The 2nd dumbest part about this is I don’t believe in Karma, at least not in the way it’s been canonized in our culture. This whole 1:1 ration of good begetting good and bad getsya bad is too simple. The Karma new-age part-time yogi fanatics try to put themselves above the “God’s Plan” and “Everything Happens for a Reason” hoards, but it’s all in the same “alas, hide from thine confusion hereth” basket. These concepts are human explanations for the unexplainable. Placebos for the questions our brains are simply too small to answer. I apologize to the religious and mindful practitioners reading who’ve been guided through terrible times with these cozy stories and I’m truly, deeply sorry that I offend all the wonderful people praying for me, but I don’t personally buy these belief systems. Before we had telescopes and microscopes and math and science and ISIS, I might join you in imbibing these faith and karmic energy opiates, but knowing what we now know about what we don’t know, it is dishonest, delusional, and species-wide narcissism to subscribe to anything of the sort. It is the Narrative Fallacy in full effect.
God didn’t give me cancer as part of a grand plan. Neither did Karma. The universe is chaos. We’re all dying. Life is meaningless. Act accordingly.
AND YET — the number 1 dumbest part about this is that while I don’t believe in Karma, I do believe that its teachings are an excellent means of moral betterment. Is that the most hypocritical sentence you have ever read in your life? Can I believe both of those things at once? Jesus, I need a priest. No, I don’t. Despite my suspicion in the scientific basis for Karma and religion, I cannot deny a deep rooted cultural or perhaps innate acceptance of their most basic metaphors — that I deserve this cancer because of something terrible I did in the past. That I am repaying a cosmic debt. What metaphor could be better than every 5-7 seconds to be besieged by a mildly painful and uncontrollable reminder that I royally fucked up?.

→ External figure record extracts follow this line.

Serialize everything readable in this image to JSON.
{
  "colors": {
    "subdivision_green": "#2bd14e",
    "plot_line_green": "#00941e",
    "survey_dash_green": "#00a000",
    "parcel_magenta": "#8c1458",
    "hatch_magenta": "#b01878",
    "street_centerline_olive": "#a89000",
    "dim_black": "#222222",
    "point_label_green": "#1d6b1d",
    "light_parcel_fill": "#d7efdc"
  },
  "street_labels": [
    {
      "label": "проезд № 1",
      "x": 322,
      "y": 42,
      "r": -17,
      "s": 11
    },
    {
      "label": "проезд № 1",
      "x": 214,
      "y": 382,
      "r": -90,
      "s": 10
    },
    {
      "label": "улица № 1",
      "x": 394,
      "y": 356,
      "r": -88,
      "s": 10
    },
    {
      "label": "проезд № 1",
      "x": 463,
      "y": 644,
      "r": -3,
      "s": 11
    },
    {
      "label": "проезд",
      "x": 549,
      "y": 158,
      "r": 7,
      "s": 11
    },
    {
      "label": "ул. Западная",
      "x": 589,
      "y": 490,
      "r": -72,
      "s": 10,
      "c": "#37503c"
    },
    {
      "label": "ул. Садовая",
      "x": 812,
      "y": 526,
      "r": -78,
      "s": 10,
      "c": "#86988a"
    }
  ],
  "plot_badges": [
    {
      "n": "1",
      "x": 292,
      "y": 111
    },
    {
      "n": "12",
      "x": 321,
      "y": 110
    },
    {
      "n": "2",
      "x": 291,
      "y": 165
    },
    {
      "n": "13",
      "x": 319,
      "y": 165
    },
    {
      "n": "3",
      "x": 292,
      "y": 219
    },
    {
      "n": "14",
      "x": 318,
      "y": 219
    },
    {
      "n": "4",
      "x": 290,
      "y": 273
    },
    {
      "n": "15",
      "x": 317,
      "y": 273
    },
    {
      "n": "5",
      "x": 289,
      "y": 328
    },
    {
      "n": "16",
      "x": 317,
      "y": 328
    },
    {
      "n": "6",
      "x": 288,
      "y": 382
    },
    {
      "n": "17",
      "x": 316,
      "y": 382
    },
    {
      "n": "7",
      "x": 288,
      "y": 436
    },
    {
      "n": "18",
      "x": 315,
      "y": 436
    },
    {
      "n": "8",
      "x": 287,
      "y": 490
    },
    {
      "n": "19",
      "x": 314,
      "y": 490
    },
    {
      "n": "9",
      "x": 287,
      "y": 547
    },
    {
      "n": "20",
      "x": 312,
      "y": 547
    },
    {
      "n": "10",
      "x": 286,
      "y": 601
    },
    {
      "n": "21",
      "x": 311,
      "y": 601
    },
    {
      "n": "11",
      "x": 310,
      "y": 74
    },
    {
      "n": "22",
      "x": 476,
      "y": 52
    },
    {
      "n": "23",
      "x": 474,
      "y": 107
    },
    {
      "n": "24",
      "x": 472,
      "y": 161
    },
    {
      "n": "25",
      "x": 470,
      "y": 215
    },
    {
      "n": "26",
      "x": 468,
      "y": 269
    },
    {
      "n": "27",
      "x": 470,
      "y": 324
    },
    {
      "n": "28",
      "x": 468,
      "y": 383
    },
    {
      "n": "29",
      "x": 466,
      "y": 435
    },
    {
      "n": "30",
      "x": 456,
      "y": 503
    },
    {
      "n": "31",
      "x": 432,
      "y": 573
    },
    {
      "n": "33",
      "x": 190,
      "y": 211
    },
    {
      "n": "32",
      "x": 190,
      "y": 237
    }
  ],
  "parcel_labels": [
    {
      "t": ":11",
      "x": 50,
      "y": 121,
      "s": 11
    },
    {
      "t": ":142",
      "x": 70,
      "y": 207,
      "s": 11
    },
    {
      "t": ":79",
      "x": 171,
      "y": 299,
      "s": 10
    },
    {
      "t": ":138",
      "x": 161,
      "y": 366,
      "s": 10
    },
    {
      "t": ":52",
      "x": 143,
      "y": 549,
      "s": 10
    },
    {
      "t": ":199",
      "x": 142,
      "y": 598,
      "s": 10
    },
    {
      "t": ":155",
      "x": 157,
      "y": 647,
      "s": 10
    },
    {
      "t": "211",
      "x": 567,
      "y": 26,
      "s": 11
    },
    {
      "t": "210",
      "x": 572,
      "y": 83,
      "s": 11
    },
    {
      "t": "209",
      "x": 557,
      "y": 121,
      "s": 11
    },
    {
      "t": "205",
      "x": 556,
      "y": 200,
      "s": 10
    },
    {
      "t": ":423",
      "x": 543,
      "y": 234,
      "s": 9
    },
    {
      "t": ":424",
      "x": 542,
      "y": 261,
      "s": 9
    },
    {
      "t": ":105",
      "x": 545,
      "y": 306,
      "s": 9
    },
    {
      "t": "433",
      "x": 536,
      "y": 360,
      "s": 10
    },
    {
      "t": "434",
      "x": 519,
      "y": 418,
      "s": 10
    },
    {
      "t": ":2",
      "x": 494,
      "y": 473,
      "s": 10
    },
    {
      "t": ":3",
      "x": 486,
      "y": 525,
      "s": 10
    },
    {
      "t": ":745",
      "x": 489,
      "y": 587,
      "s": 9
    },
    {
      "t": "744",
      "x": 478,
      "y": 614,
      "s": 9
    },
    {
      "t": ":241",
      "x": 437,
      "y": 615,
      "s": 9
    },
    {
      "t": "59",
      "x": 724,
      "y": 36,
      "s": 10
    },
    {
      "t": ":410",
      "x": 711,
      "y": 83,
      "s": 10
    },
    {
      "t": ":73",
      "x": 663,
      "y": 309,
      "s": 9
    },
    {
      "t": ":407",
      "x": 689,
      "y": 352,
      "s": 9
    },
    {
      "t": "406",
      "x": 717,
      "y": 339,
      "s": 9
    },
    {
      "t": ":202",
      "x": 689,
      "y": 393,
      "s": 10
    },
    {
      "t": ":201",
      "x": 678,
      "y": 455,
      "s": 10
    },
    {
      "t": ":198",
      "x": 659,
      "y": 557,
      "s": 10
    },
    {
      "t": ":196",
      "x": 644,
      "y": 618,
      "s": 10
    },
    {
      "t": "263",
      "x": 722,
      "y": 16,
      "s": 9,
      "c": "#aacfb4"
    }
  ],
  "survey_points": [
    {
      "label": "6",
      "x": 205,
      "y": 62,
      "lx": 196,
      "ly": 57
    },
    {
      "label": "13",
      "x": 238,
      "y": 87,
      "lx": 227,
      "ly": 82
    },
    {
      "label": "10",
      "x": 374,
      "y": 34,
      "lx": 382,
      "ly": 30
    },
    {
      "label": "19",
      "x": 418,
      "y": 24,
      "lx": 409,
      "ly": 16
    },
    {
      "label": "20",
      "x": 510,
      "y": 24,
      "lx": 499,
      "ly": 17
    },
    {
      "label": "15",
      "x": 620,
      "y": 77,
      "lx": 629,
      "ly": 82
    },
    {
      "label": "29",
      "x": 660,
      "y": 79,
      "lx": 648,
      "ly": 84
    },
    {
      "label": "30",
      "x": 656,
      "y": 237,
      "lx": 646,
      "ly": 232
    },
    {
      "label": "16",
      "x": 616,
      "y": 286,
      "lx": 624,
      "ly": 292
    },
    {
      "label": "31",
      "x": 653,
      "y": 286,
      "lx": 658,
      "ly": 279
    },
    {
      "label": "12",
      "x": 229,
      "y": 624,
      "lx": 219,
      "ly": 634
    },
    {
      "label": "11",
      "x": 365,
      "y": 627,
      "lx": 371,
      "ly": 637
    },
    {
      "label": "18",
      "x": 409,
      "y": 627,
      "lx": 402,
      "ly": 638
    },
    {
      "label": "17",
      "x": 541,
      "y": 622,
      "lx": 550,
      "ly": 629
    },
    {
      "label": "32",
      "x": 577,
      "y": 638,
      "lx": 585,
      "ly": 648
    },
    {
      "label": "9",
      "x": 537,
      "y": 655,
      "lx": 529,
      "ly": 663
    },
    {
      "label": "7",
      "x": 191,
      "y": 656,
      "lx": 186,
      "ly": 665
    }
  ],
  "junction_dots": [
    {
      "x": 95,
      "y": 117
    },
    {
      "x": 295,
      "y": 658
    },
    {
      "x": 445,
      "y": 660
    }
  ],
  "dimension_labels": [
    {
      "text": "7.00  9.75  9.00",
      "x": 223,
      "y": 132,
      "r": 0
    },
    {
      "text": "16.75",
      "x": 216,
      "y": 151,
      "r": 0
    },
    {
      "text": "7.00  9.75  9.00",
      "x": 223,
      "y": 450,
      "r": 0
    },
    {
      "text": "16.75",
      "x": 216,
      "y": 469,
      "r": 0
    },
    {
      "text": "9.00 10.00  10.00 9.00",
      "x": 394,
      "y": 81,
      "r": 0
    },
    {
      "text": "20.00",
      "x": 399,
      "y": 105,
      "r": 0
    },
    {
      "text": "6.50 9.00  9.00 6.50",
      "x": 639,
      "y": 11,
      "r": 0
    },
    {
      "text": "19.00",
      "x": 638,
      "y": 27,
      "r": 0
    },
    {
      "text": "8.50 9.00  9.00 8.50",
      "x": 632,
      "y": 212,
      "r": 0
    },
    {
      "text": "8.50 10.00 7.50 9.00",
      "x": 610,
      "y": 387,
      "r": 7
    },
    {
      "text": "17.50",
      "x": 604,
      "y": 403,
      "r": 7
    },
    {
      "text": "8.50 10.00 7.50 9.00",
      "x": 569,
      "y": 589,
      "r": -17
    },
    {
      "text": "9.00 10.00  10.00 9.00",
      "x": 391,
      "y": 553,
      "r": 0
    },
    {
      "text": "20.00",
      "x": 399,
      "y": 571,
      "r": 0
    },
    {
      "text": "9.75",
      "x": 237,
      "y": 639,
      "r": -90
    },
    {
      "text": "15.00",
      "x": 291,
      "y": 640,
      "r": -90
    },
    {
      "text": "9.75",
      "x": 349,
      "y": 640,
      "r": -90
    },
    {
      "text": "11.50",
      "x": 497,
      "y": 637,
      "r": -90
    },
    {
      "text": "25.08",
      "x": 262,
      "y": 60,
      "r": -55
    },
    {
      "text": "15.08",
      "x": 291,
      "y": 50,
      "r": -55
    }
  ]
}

“WooUP! (You deserve this)”
4 one thousand, 5 one thousand, 6, one thousand--
“WooCUP! (asshole)”
3, 4--
“AhfuckYUP!(hehehe, bastard)”
AND YET — might I offer one alternative. Could this simply be an invasion of a foreign species?
Of the TROLL variety perhaps?
Could this Troll be drunk on power and bleomycin and railing against our first wave of attacks by stomping on my diaphragm with the consistency only brought forth by the most formidable of enemies? I’m only human, I guess it’s plausible. Pray for me. I have been invaded by a Fucking Myoclonic Jerk.